Abstract:
Climate change is a significant and compelling issue that has captured the attention of world leaders and driven them to action. In 2015, 195 countries collaborated and developed the Paris Agreement. The sole aim of the agreement is to reduce global environmental impacts and slow down climate change.
As consumers endeavour to reduce reliance on fossil fuels and move to cleaner, more environmentally friendly energy solutions, the oil industry is significantly affected as a result of reducing demand for product.
As an organisation with oil as a primary product, Z Energy, the subject of this case study, is forced to examine their operations and investigate alternative product options.
Z is a downstream fuel business, purchasing crude oil on the international market, importing it into New Zealand and processing it into fuel. This is distributed and sold to retail and commercial customers. Z own and manage over 200 service stations.
Sustainability matters at Z. They have a sustainability strategy with goals to use less and waste less in their business; reduce the carbon intensity of customers; reduce reliance on fossil fuels and support New Zealand businesses and communities.
Z is faced with a challenging issue. They are committed to running an environmentally sustainable business but operate in an industry where the primary product has significant negative impacts on the environment.
It is vital that the commitment to environmental sustainability is supported through internal business functions, and to examine this challenge, this case study looks at Z through two lenses.
1. The Information Systems Triangle is used to evaluate alignment between Z’s sustainability strategy and their organisational and information strategies. In order to successfully deliver on their sustainability goals, Z should ensure they have alignment between the three strategies and furthermore, the organisational and information strategies should be designed to complement the business (sustainability) strategy.
2. The Green IT Maturity Model is used to evaluate the ICT practices at Z to determine if they are positioned to support the corporate sustainability goals. As a sector ICT contributes to climate change by emitting 2-3% of total carbon emissions. As well as a part of the problem, ICT can also contribute solutions to reduce emissions in other sectors.
The methodology used to gather research data was a combination of semi structured face to face interviews with selected Z employees, analysis of Z strategy documents and review of academic and practitioner research and frameworks.
The data was evaluated against the IS Strategy Triangle and analysis found that while the sustainability strategy is in place, it is not supported by or aligned with the organisational and information strategies.
The data was also used to evaluate the maturity of the ICT practices by comparing the current ICT processes as described by interviewees against each maturity measure in the Green IT Maturity model. While some areas were assessed to have average maturity, overall the maturity of the practices was low.

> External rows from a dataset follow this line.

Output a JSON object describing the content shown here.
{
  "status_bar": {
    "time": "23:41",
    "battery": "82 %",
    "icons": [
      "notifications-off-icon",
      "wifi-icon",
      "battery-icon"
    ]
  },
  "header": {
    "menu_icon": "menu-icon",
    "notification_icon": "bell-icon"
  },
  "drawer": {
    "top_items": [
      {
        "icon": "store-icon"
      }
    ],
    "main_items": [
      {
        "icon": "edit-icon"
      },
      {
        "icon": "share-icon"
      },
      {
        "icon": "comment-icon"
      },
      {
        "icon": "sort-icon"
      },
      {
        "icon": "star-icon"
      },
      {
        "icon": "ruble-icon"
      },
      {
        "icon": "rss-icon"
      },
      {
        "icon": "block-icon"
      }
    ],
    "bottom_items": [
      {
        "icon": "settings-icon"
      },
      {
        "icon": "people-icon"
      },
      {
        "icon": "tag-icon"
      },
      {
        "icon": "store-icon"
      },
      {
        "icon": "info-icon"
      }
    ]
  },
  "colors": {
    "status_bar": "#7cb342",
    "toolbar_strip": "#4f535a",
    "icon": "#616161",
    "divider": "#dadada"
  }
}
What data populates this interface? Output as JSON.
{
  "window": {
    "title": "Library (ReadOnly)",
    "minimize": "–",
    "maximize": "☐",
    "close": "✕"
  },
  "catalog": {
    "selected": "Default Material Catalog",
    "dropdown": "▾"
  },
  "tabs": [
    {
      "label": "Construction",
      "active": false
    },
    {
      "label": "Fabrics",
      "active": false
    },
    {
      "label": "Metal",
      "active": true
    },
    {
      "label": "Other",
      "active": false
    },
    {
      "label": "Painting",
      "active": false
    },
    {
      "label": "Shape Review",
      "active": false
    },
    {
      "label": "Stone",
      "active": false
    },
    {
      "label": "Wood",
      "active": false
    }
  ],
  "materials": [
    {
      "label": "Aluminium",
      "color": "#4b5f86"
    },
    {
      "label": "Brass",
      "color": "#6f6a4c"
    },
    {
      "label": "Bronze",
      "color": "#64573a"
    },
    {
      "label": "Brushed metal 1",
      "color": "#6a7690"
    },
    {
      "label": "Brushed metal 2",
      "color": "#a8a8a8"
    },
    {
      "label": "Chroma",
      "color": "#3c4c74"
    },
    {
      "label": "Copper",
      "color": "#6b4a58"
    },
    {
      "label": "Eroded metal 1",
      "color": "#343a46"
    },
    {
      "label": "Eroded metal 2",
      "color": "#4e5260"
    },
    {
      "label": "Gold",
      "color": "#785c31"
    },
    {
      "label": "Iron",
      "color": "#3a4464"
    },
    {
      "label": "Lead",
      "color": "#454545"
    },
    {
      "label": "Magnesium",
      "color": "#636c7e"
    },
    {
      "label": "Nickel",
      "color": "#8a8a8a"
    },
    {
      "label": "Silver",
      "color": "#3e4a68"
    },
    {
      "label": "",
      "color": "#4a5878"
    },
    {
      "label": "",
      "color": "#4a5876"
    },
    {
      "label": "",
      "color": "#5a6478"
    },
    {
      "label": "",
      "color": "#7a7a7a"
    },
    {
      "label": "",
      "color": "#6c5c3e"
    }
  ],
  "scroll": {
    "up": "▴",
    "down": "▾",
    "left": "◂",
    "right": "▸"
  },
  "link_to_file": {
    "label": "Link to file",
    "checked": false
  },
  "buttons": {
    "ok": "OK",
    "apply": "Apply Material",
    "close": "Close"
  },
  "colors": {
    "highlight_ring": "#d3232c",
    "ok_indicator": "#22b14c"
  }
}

Recommendations were developed that if implemented would result in convergence between the business sustainability strategy and the organisation and information strategies. Other recommendations were to improve the maturity of the ICT practices through:
• implementation of an ICT sustainability strategy
• establishment of green ICT maturity goals
• encouragement of telecommuting
• implementation of guidelines for ICT asset procurement, and
• development of guidelines for ICT asset disposal.